Phil Campbell, which will compete this fall in Class 2A, Region 8 with Red Bay, Hatton, Clements, Tanner, Westminster Christian and Lexington, finished 0-7 in the region in 2007. The Bobcats averaged 14.8 points on offense, including a season-high 28 points against Hatton, while allowing 42.2 points per game.
Parker said he will need to evaluate the players but wants to install the veer offense, a high-scoring type of option attack that utilizes misdirection and precision and can be adjusted according to the type of players available.
"I want to run the double-wing veer attack, and I try to run it out of different formations. It's a ball-control offense that's pretty versatile," said Parker. "I'm going to have to wait and see what kind of athletes I have before I decide how we're going to run the offense. For the veer you have to have two good running backs – this is not a 4-yards-and-a-cloud-of-dust type of offense. Every time I've run this offense, we've averaged 31 points per game."
The search committee, comprised of three parents, Odom and Donald Borden, interviewed six candidates and recommended Parker to Franklin County Schools superintendent Bill Moss.

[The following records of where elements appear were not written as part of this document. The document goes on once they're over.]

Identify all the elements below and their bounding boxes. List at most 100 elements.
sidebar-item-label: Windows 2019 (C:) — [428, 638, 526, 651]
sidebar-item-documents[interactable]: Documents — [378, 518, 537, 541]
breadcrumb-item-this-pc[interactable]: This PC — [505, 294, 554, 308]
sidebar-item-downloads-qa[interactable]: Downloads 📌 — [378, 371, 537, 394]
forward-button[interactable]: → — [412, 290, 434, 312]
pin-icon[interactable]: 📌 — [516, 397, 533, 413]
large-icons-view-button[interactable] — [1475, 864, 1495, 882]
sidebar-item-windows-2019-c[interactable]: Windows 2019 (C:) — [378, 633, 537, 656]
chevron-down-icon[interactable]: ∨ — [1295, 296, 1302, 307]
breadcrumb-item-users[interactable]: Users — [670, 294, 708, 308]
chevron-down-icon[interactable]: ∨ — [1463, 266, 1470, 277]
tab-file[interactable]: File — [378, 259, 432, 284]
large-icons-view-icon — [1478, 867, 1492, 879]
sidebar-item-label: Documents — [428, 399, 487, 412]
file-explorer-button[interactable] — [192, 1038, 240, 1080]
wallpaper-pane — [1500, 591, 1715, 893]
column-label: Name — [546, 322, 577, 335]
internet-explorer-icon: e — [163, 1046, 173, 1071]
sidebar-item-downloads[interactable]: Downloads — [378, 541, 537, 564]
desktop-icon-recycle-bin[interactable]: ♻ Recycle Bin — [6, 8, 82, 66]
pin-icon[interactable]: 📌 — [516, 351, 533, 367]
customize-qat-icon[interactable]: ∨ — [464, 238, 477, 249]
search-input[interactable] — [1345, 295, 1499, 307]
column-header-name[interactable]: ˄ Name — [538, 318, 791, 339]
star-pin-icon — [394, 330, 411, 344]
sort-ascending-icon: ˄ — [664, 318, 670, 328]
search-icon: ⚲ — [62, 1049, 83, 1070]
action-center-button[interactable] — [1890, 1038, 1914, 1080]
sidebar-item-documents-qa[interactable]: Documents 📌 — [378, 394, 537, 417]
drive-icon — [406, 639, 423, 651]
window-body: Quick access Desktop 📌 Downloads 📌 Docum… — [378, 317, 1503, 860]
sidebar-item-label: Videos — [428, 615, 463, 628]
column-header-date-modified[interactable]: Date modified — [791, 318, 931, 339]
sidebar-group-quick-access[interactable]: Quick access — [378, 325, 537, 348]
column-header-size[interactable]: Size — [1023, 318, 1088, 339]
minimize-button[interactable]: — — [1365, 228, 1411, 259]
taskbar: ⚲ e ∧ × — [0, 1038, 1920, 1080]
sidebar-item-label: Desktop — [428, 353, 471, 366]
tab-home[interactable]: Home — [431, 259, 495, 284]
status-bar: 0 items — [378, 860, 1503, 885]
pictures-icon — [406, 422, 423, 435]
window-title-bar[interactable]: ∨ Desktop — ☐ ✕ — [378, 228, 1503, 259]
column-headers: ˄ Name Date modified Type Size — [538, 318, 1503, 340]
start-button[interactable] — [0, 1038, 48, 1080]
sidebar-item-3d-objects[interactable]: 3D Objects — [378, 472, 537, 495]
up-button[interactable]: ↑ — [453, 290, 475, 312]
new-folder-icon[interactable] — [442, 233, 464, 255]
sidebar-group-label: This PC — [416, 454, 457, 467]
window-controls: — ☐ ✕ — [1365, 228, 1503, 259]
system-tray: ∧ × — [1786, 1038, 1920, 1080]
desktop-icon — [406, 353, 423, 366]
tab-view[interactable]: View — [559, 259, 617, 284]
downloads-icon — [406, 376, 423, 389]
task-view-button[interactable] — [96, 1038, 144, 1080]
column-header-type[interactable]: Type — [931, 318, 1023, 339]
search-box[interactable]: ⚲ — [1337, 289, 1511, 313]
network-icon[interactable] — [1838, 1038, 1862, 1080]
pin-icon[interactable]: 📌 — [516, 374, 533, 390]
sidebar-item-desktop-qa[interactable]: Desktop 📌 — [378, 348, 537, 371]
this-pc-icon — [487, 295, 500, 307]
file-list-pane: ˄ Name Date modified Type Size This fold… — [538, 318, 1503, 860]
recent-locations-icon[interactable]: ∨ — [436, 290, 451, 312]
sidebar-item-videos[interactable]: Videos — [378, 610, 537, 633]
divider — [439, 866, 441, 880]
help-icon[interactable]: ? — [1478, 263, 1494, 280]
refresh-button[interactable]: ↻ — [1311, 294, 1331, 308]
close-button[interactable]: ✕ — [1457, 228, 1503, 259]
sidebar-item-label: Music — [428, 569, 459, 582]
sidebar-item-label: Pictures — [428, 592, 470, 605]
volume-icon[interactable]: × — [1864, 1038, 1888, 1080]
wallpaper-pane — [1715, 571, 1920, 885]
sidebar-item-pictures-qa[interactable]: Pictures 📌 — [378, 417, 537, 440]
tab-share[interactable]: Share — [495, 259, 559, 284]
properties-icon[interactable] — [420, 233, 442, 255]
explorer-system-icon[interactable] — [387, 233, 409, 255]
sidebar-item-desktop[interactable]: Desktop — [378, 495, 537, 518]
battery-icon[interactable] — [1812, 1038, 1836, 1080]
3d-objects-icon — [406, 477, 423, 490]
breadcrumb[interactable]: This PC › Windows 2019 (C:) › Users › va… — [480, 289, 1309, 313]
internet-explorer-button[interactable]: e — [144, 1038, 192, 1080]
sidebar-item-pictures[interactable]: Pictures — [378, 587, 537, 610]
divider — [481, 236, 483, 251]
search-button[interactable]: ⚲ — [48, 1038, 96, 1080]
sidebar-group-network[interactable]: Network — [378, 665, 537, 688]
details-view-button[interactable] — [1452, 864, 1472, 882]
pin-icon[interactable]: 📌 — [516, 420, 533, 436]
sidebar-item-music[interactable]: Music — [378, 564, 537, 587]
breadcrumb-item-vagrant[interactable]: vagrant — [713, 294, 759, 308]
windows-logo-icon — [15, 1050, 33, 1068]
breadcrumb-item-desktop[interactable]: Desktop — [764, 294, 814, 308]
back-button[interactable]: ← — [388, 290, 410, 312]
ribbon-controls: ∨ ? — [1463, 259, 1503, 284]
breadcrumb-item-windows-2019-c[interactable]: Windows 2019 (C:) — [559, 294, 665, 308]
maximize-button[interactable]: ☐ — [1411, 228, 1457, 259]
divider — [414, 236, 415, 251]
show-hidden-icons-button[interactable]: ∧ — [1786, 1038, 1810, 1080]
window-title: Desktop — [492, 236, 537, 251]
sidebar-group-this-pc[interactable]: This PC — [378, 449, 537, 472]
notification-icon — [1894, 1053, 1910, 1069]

"We interviewed six good applicants for this job," said Moss. "We had a committee of three parents, the assistant principal at Phil Campbell and the board member for that district, and (Parker) was the name they came back to me with.
"I think he will be a good person for the job, and he's ready to go."
Parker said he was attracted to the tradition and community support at Phil Campbell.
"I've always heard there are good people in Phil Campbell, and that the kids here love the game of football," said Parker, who lives in Hatton and has a daughter, 14, and son, 10, with wife Tracy, a teacher at Lawrence County. "They've had a run of bad luck lately, and I think we can turn it around. There have been other jobs that came open that weren't the right situation but I think this is the right place for me."